Grygorczuk Sambor, Parczewski Miłosz, Świerzbińska Renata, Czupryna Piotr, Moniuszko Anna, Dunaj Justyna, Kondrusik Maciej, Pancewicz Sławomir
Department of the Infectious Diseases and Neuroinfections, Medical University in Białystok, ul. Żurawia 14, 15-540, Białystok, Poland.
Department of Infectious Diseases and Hepatology, Pomeranian Medical University in Szczecin, ul. Arkońska 4, 71-455, Szczecin, Poland.
J Neuroinflammation. 2017 Jun 24;14(1):126. doi: 10.1186/s12974-017-0898-2.
Host factors determining the clinical presentation of tick-borne encephalitis (TBE) are not fully elucidated. The peripheral inflammatory response to TBE virus is hypothesized to facilitate its entry into central nervous system by disrupting the blood-brain barrier with the involvement of a signaling route including Toll-like receptor 3 (TLR3) and pro-inflammatory cytokines macrophage migration inhibitory factor (MIF), tumor necrosis factor-α (TNFα), and interleukin-1 beta (IL-1β).
Concentrations of MIF, TNFα, and IL-1β were measured with commercial ELISA in serum and cerebrospinal fluid (CSF) from 36 hospitalized TBE patients, 7 patients with non-TBE meningitis, and 6 controls. The CSF albumin quotient (AQ) was used as a marker of blood-brain barrier permeability. Single nucleotide polymorphisms rs3775291, rs5743305 (associated with TLR3 expression), and rs755622 (associated with MIF expression) were assessed in blood samples from 108 TBE patients and 72 non-TBE controls. The data were analyzed with non-parametric tests, and p < 0.05 was considered significant.
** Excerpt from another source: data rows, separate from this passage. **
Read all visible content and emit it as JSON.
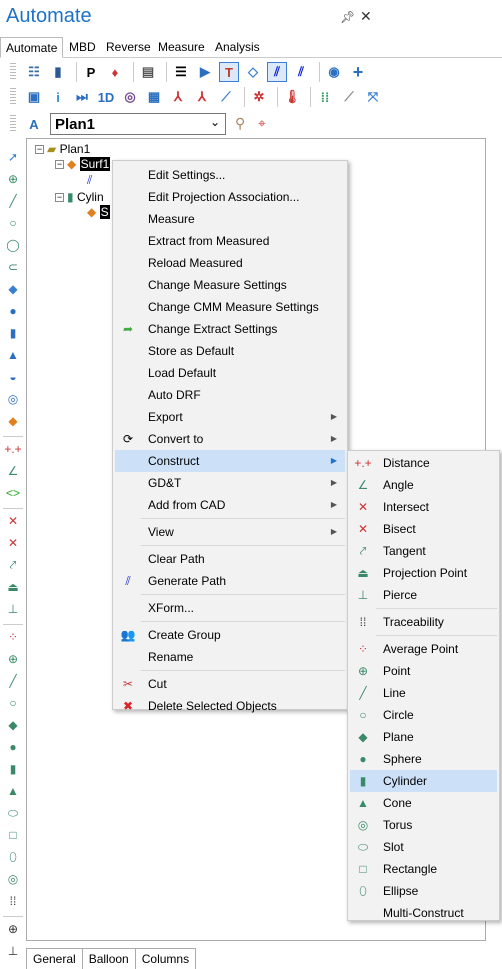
{
  "window": {
    "title": "Automate",
    "pin_icon": "pin-icon",
    "close_icon": "close-icon"
  },
  "tabs": [
    {
      "label": "Automate",
      "active": true
    },
    {
      "label": "MBD"
    },
    {
      "label": "Reverse"
    },
    {
      "label": "Measure"
    },
    {
      "label": "Analysis"
    }
  ],
  "toolbar": {
    "plan_select": "Plan1",
    "p_label": "P",
    "oned_label": "1D"
  },
  "tree": {
    "root": "Plan1",
    "surf": "Surf1",
    "cyl": "Cylin",
    "sub": "S"
  },
  "bottom_tabs": [
    "General",
    "Balloon",
    "Columns"
  ],
  "context_menu": [
    {
      "label": "Edit Settings..."
    },
    {
      "label": "Edit Projection Association..."
    },
    {
      "label": "Measure"
    },
    {
      "label": "Extract from Measured"
    },
    {
      "label": "Reload Measured"
    },
    {
      "label": "Change Measure Settings"
    },
    {
      "label": "Change CMM Measure Settings"
    },
    {
      "label": "Change Extract Settings",
      "icon": "green-arrow-icon"
    },
    {
      "label": "Store as Default"
    },
    {
      "label": "Load Default"
    },
    {
      "label": "Auto DRF"
    },
    {
      "label": "Export",
      "submenu": true
    },
    {
      "label": "Convert to",
      "icon": "convert-icon",
      "submenu": true
    },
    {
      "label": "Construct",
      "submenu": true,
      "highlighted": true
    },
    {
      "label": "GD&T",
      "submenu": true
    },
    {
      "label": "Add from CAD",
      "submenu": true
    },
    {
      "sep": true
    },
    {
      "label": "View",
      "submenu": true
    },
    {
      "sep": true
    },
    {
      "label": "Clear Path"
    },
    {
      "label": "Generate Path",
      "icon": "path-icon"
    },
    {
      "sep": true
    },
    {
      "label": "XForm..."
    },
    {
      "sep": true
    },
    {
      "label": "Create Group",
      "icon": "group-icon"
    },
    {
      "label": "Rename"
    },
    {
      "sep": true
    },
    {
      "label": "Cut",
      "icon": "scissors-icon"
    },
    {
      "label": "Delete Selected Objects",
      "icon": "delete-icon"
    }
  ],
  "construct_submenu": [
    {
      "label": "Distance",
      "icon": "distance-icon"
    },
    {
      "label": "Angle",
      "icon": "angle-icon"
    },
    {
      "label": "Intersect",
      "icon": "intersect-icon"
    },
    {
      "label": "Bisect",
      "icon": "bisect-icon"
    },
    {
      "label": "Tangent",
      "icon": "tangent-icon"
    },
    {
      "label": "Projection Point",
      "icon": "projection-point-icon"
    },
    {
      "label": "Pierce",
      "icon": "pierce-icon"
    },
    {
      "sep": true
    },
    {
      "label": "Traceability",
      "icon": "traceability-icon"
    },
    {
      "sep": true
    },
    {
      "label": "Average Point",
      "icon": "average-point-icon"
    },
    {
      "label": "Point",
      "icon": "point-icon"
    },
    {
      "label": "Line",
      "icon": "line-icon"
    },
    {
      "label": "Circle",
      "icon": "circle-icon"
    },
    {
      "label": "Plane",
      "icon": "plane-icon"
    },
    {
      "label": "Sphere",
      "icon": "sphere-icon"
    },
    {
      "label": "Cylinder",
      "icon": "cylinder-icon",
      "highlighted": true
    },
    {
      "label": "Cone",
      "icon": "cone-icon"
    },
    {
      "label": "Torus",
      "icon": "torus-icon"
    },
    {
      "label": "Slot",
      "icon": "slot-icon"
    },
    {
      "label": "Rectangle",
      "icon": "rectangle-icon"
    },
    {
      "label": "Ellipse",
      "icon": "ellipse-icon"
    },
    {
      "label": "Multi-Construct"
    }
  ],
  "colors": {
    "accent": "#1e73c8",
    "highlight": "#cce0f7",
    "menu_bg": "#f2f2f2"
  }
}
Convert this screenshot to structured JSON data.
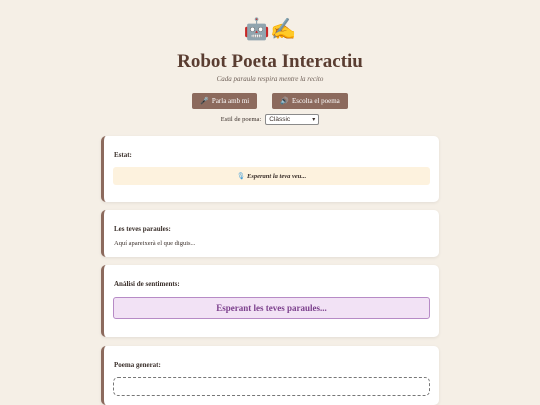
{
  "header": {
    "logo": "🤖✍️",
    "title": "Robot Poeta Interactiu",
    "subtitle": "Cada paraula respira mentre la recito"
  },
  "controls": {
    "speak_icon": "🎤",
    "speak_label": "Parla amb mi",
    "listen_icon": "🔊",
    "listen_label": "Escolta el poema"
  },
  "style": {
    "label": "Estil de poema:",
    "selected": "Clàssic"
  },
  "status": {
    "heading": "Estat:",
    "icon": "🎙",
    "text": "Esperant la teva veu..."
  },
  "words": {
    "heading": "Les teves paraules:",
    "text": "Aquí apareixerà el que diguis..."
  },
  "sentiment": {
    "heading": "Anàlisi de sentiments:",
    "text": "Esperant les teves paraules..."
  },
  "poem": {
    "heading": "Poema generat:"
  }
}
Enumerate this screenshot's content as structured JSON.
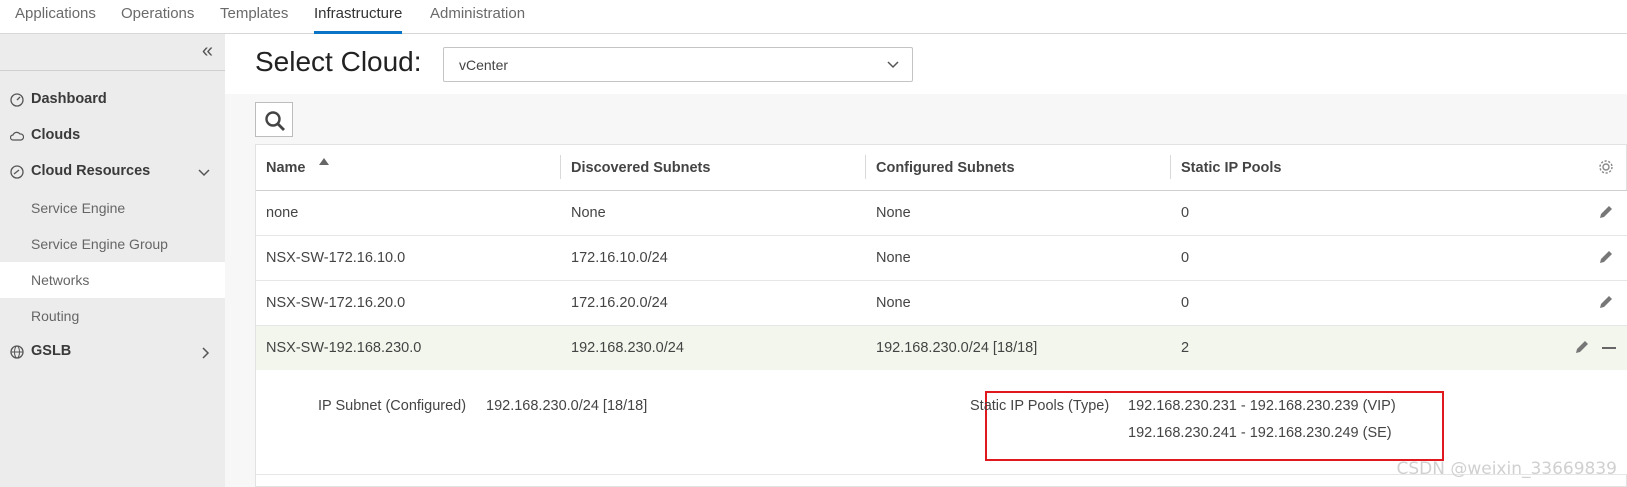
{
  "topnav": {
    "tabs": [
      {
        "label": "Applications"
      },
      {
        "label": "Operations"
      },
      {
        "label": "Templates"
      },
      {
        "label": "Infrastructure"
      },
      {
        "label": "Administration"
      }
    ],
    "active": "Infrastructure"
  },
  "sidebar": {
    "collapse_icon": "«",
    "items": [
      {
        "label": "Dashboard",
        "icon": "dashboard-icon"
      },
      {
        "label": "Clouds",
        "icon": "cloud-icon"
      },
      {
        "label": "Cloud Resources",
        "icon": "gauge-icon",
        "expanded": true
      },
      {
        "label": "GSLB",
        "icon": "globe-icon",
        "expanded": false
      }
    ],
    "subitems": [
      {
        "label": "Service Engine"
      },
      {
        "label": "Service Engine Group"
      },
      {
        "label": "Networks",
        "active": true
      },
      {
        "label": "Routing"
      }
    ]
  },
  "main": {
    "title": "Select Cloud:",
    "cloud_select": "vCenter",
    "table": {
      "columns": [
        "Name",
        "Discovered Subnets",
        "Configured Subnets",
        "Static IP Pools"
      ],
      "rows": [
        {
          "name": "none",
          "discovered": "None",
          "configured": "None",
          "pools": "0"
        },
        {
          "name": "NSX-SW-172.16.10.0",
          "discovered": "172.16.10.0/24",
          "configured": "None",
          "pools": "0"
        },
        {
          "name": "NSX-SW-172.16.20.0",
          "discovered": "172.16.20.0/24",
          "configured": "None",
          "pools": "0"
        },
        {
          "name": "NSX-SW-192.168.230.0",
          "discovered": "192.168.230.0/24",
          "configured": "192.168.230.0/24 [18/18]",
          "pools": "2"
        }
      ],
      "detail": {
        "subnet_label": "IP Subnet (Configured)",
        "subnet_value": "192.168.230.0/24 [18/18]",
        "pools_label": "Static IP Pools (Type)",
        "pool_1": "192.168.230.231 - 192.168.230.239 (VIP)",
        "pool_2": "192.168.230.241 - 192.168.230.249 (SE)"
      }
    }
  },
  "watermark": "CSDN @weixin_33669839",
  "colors": {
    "accent": "#0b74c4",
    "highlight_box": "#e0191e",
    "selected_row": "#f2f6ec"
  }
}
The median serum and CSF concentrations of MIF and IL-1β were significantly increased in TBE group compared to controls. MIF concentration in serum tended to correlate with AQ in TBE, but not in non-TBE meningitis. The serum concentration of TNFα was increased in TBE patients bearing a high-expression TLR3 rs5743305 TT genotype, which also associated with the increased risk of TBE. The low-expression rs3775291 TLR3 genotype TT associated with a prolonged increase of CSF protein concentration. The high-expression MIF rs755622 genotype CC tended to correlate with an increased risk of TBE, and within TBE group, it was associated with a mild presentation.
The results point to the signaling route involving TLR3, MIF, and TNFα being active in TBE virus infection and contributing to the risk of an overt neuroinvasive disease. The same factors may play a protective role intrathecally contributing to the milder course of neuroinfection. This suggests that the individual variability of the risk and clinical presentation of TBE might be traced to the variable peripheral and intrathecal expression of the mediators of the inflammatory response, which in turn associates with the host genetic background.
决定蜱传脑炎(TBE)临床表现的宿主因素尚未完全阐明。据推测,TBE病毒引发的外周炎症反应通过包括Toll样受体3(TLR3)和促炎细胞因子巨噬细胞移动抑制因子(MIF)、肿瘤坏死因子-α(TNFα)和白细胞介素-1β(IL-1β)在内的信号通路破坏血脑屏障,从而促进病毒进入中枢神经系统。
采用商业酶联免疫吸附测定法(ELISA)检测36例住院TBE患者、7例非TBE脑膜炎患者和6例对照者血清及脑脊液(CSF)中MIF、TNFα和IL-1β的浓度。脑脊液白蛋白商(AQ)用作血脑屏障通透性的标志物。在108例TBE患者和72例非TBE对照者的血样中评估单核苷酸多态性rs3775291、rs5743305(与TLR3表达相关)和rs755622(与MIF表达相关)。数据采用非参数检验进行分析,p < 0.05被认为具有统计学意义。
与对照组相比,TBE组血清和脑脊液中MIF和IL-1β的中位数浓度显著升高。TBE患者血清中MIF浓度与AQ呈正相关趋势,而非TBE脑膜炎患者则无此相关性。携带高表达TLR3 rs5743305 TT基因型的TBE患者血清中TNFα浓度升高,并与TBE风险增加相关。低表达rs3775291 TLR3基因型TT与脑脊液蛋白浓度持续升高相关。高表达MIF rs755622基因型CC与TBE风险增加呈正相关趋势,且在TBE组内,与症状较轻相关。
结果表明,涉及TLR3、MIF和TNFα的信号通路在TBE病毒感染中激活,并导致明显的神经侵袭性疾病风险增加。相同因素可能在鞘内起保护作用,使神经感染病程较轻。这表明,TBE风险和临床表现的个体差异可能归因于炎症反应介质外周和鞘内表达的变化,而这又与宿主遗传背景相关。